On Twitter in English, for example, the ratio of hand emoji to facial emoji increased by 24% after March 2020. Not surprisingly, says Luca Vullo, writer, director and filmmaker from Sicily, Italy , which produced a 2012 documentary titled La Voce Del Corpo (Where The voice of the body).
“The idea of this kind of emoji is to put the emotional part into the conversation and understand the real intention of the person,” says Vullo, who also runs courses for actors, including those at the National Theater of the UK, on how to gesticulate to add meaning. “You have to hear the voice of the body.

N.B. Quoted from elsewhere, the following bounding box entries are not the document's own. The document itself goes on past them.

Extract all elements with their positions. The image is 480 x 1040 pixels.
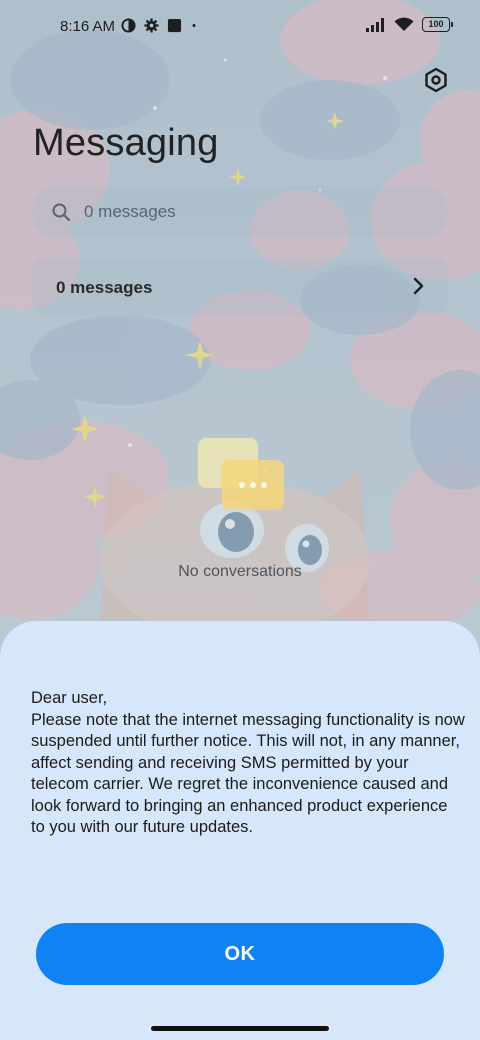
ok-button[interactable]: OK: [36, 923, 444, 985]
messaging-screen: 8:16 AM 100 Messaging 0 messages 0 messa…: [0, 0, 480, 1040]
dot-icon: [192, 24, 196, 27]
status-left-icons: [121, 18, 198, 33]
status-bar: 8:16 AM 100: [0, 0, 480, 56]
home-indicator[interactable]: [151, 1026, 329, 1031]
status-right-icons: 100: [366, 17, 453, 32]
page-title: Messaging: [33, 122, 219, 164]
signal-icon: [366, 17, 384, 32]
battery-icon: 100: [422, 17, 453, 32]
search-icon: [50, 201, 72, 223]
gear-icon: [144, 18, 159, 33]
dialog-greeting: Dear user,: [31, 689, 108, 707]
vpn-half-circle-icon: [121, 18, 136, 33]
search-bar[interactable]: [32, 186, 448, 238]
messages-row[interactable]: 0 messages: [32, 258, 448, 316]
status-time: 8:16 AM: [60, 18, 116, 35]
empty-state-label: No conversations: [178, 563, 302, 580]
dialog-body: Please note that the internet messaging …: [31, 710, 465, 837]
square-notification-icon: [167, 18, 182, 33]
messages-row-label: 0 messages: [56, 278, 153, 297]
settings-hexagon-icon: [425, 67, 447, 93]
chat-bubbles-icon: [198, 438, 284, 510]
chevron-right-icon: [413, 277, 424, 295]
dialog-message: Dear user, Please note that the internet…: [31, 688, 465, 839]
settings-button[interactable]: [420, 64, 452, 96]
wifi-icon: [394, 17, 414, 31]
search-input[interactable]: [82, 201, 406, 223]
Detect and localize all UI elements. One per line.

And it’s more important than ever when we wear masks that cover a large part of our faces, and therefore protect most of our expressions. Before taking on the study, Garcia was sitting in a barbershop in Austria when he began to think about why hand-based emoji have become more popular. “I noticed that hand signs replaced facial expressions when people interacted in stores or on public transportation,” Garcia explains.
“A die the reasons why we review social media The data it is because it often reflects our offline behaviour.”

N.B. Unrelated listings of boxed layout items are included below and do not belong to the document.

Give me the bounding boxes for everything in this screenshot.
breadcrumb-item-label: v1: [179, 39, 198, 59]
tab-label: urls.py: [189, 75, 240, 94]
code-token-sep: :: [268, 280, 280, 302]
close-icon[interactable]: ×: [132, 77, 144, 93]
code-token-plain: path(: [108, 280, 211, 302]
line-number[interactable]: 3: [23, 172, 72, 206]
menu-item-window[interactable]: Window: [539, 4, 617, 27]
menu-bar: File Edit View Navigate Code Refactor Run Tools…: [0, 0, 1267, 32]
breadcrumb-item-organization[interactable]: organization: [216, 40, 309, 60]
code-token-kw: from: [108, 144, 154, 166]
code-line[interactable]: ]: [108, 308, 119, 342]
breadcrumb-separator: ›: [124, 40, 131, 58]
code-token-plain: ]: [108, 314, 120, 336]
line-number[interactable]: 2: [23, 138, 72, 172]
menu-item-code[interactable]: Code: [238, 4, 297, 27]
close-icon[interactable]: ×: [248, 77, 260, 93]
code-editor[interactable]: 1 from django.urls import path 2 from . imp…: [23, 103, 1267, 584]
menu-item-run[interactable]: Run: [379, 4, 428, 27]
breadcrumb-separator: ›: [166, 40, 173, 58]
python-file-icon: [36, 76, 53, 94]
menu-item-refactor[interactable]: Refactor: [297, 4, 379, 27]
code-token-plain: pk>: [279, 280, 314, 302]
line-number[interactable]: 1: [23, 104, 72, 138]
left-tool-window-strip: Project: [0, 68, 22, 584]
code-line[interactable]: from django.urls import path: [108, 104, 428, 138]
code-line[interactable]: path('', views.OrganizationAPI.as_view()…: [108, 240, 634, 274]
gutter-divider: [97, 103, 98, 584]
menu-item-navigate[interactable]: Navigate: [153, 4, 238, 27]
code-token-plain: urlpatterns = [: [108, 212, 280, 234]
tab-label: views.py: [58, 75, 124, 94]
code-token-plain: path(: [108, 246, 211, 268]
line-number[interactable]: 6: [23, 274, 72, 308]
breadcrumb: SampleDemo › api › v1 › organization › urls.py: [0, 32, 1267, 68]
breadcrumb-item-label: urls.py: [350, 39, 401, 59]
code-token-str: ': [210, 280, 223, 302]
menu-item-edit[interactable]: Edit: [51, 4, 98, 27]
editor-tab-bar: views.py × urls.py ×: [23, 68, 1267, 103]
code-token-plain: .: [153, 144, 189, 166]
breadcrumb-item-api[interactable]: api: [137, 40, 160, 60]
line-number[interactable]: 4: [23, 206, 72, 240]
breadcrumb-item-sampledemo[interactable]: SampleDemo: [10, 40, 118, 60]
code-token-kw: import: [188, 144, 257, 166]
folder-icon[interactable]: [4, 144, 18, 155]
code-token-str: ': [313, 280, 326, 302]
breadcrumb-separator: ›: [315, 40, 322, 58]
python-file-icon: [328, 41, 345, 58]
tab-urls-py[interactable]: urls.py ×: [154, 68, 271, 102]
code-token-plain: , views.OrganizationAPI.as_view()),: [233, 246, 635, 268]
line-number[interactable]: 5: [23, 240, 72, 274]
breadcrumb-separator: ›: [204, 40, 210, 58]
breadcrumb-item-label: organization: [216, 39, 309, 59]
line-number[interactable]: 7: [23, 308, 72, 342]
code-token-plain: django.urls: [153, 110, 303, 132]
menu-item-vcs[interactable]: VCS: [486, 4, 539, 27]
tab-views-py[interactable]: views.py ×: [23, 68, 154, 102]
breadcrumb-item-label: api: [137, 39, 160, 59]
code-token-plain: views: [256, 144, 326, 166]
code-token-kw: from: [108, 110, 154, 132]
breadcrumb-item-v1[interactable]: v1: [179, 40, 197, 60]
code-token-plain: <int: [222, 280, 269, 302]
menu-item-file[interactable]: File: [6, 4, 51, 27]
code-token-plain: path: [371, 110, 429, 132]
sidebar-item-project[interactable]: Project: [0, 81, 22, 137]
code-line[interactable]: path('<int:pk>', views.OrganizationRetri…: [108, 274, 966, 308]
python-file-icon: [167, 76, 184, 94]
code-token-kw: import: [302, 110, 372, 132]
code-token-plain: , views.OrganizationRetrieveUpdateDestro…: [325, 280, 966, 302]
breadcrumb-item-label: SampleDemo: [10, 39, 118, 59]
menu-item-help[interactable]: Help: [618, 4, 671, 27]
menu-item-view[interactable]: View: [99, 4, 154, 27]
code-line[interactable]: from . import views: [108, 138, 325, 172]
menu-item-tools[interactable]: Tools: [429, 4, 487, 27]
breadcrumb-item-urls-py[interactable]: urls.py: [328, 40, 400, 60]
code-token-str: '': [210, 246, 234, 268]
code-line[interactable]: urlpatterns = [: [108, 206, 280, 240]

“One of the reasons we look at social media data is that it often reflects our behavior offline,” he continues. “We thought it could happen online: The frequency of hand emojis is increasing compared to facial emojis. “
A place where the proportion of gesture-based emoji hasn’t increased compared to more expressive facial emoji? Japan, where the wearing of public masks was relatively common even before the pandemic.
The way the emoji was incorporated into posts and the emotions it attempted to express also differed significantly across the world. “We noticed quite a wide variation in the sense of context in which the emoji was used, from very positive in Japanese to quite negative in Italian and Spanish, corresponding to what we noticed when we looked at the text ‘that accompanied the ’emoji, Garcia explains.
Nor is this news for Vullo, whose flamboyant Italian posturing – seriously, check out his website – risks being misinterpreted elsewhere in the world. “Every population in the world has a specific code and grammar,” says Vullo. “It is impossible to think that everyone can understand Italian gestures in the world.”
Garcia also found that the meaning of symbols like pinched fingers was harder to pin down than facial emojis. “Emoji can be a way to measure emotional expression across languages, but only if we focus on fairly simple facial expressions of emotions,” he says. “More nuanced signs like 🤌 tell us a story of variety.”